Elle ne put empêcher son cœur de battre la chamade, redoutant de lire le contenu de cette lettre qu'elle devinait sans difficulté provenir de Narcissa Malefoy en personne. Tout était resté relativement calme depuis que la mère de Draco s'était ouvertement déclarée hostile à leur relation par journaux interposés.
Elle n'était guère allée plus loin, jusqu'alors, qu'à accorder un entretien exclusif au Daily Sorcerer. Elle avait habilement joué de ses mots pour démonter point par point leur idylle. Elle avait exposé avec moult arguments l'opportunisme de son fils et la vénalité de la brune, rejetant sans scrupule la possibilité de sentiments réels entre eux.
Son discours n'avait fait qu'apporter plus de crédit aux langues de vipères, une part de la population sorcière ayant alors été convaincue de la véracité totale de ses dires. Draco était toujours un traître cherchant à se racheter une conduite et elle, une femme cupide cherchant à asseoir son statut de sorcière alors qu'elle n'était qu'une Sang-de-Bourbe.

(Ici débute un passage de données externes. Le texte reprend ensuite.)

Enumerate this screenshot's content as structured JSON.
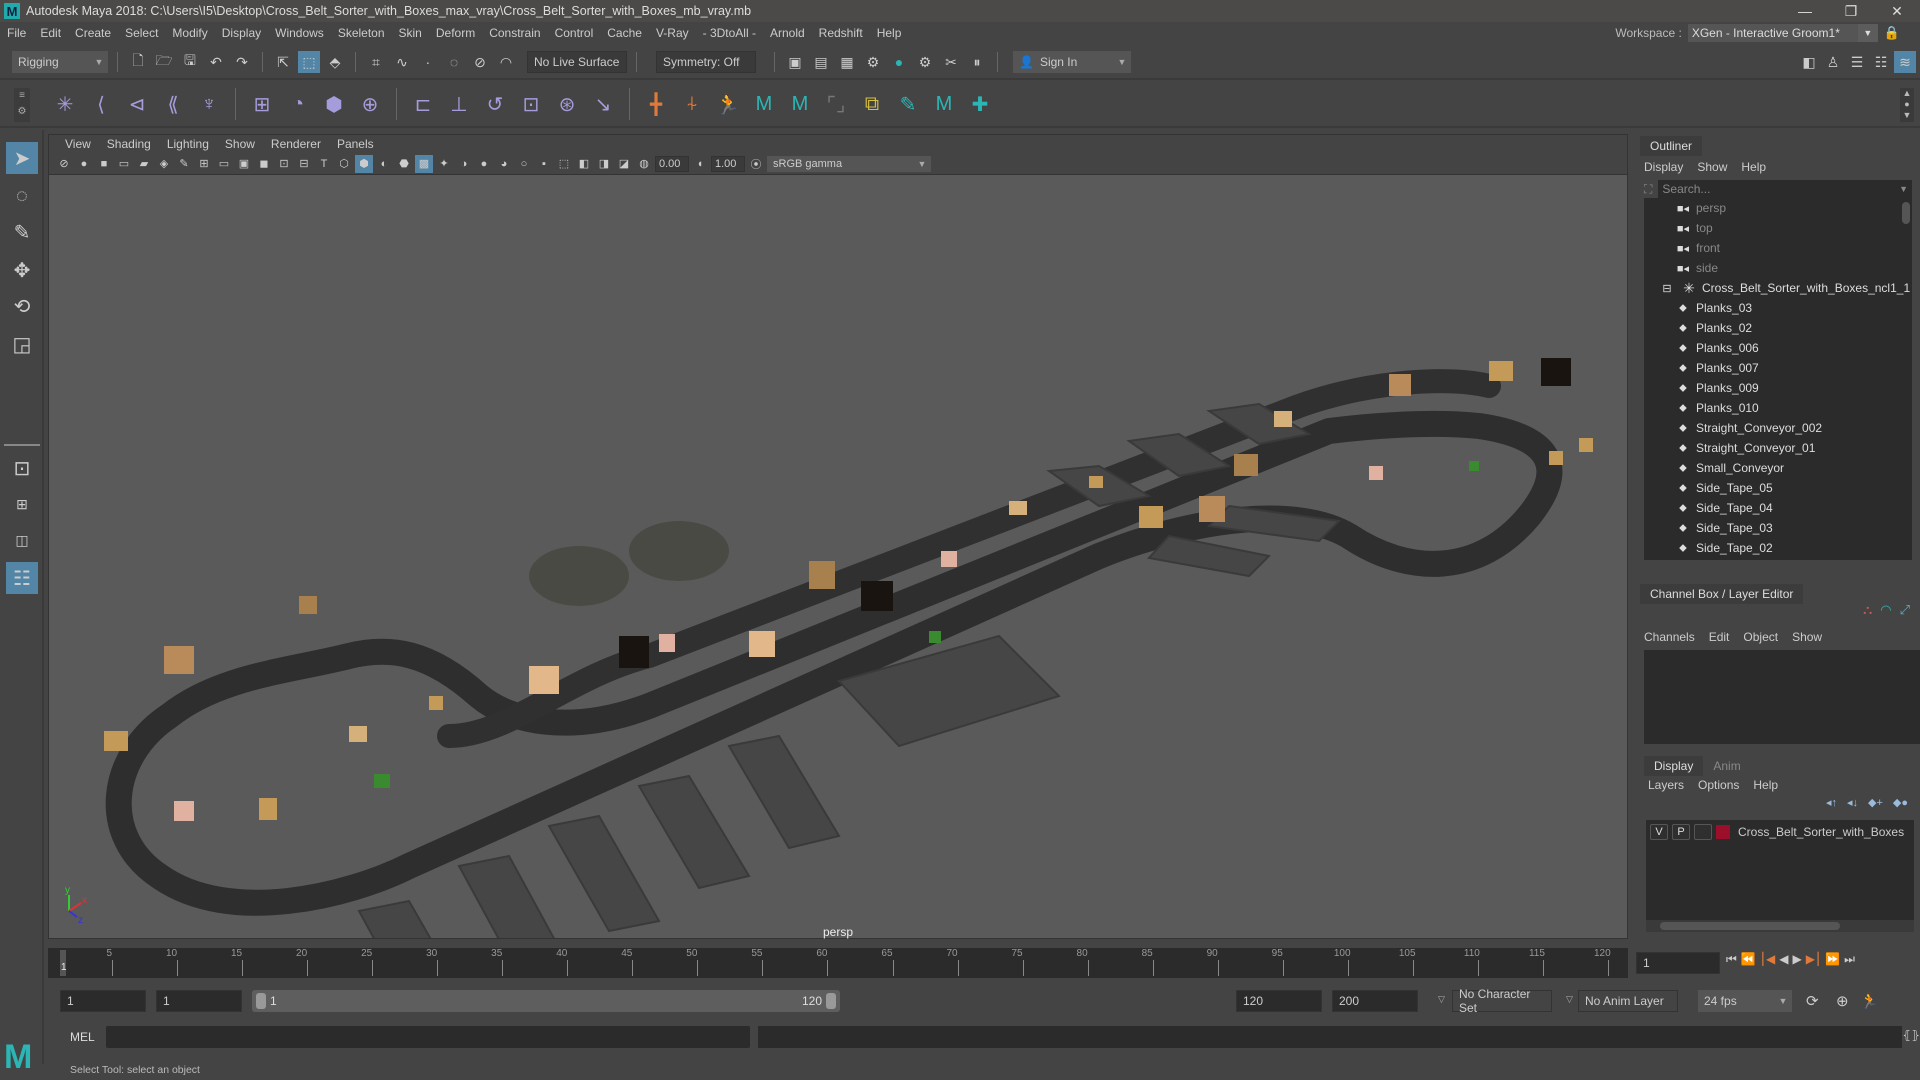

N'avait-elle pas, d'ailleurs, rejeté ses parents moldus pendant la guerre, leur effaçant la mémoire ? Si ce n'était pas là une preuve de la bassesse de Hermione ! Narcissa n'avait apporté que du grain à moudre aux partisans de la mouvance nationaliste sorcière.
Au quotidien, finalement, peu de choses avaient changé pour la brune et Draco qui s'étaient presque montrés rassurés qu'elle ne leur cherche pas plus de noises. Ils s'étaient simplement dit que la prison avait dû ramollir Narcissa car, en dehors de ces quelques mots fielleux et des trois relances d'Astoria auprès du blond, il ne s'était réellement rien passé d'extraordinaire dernièrement.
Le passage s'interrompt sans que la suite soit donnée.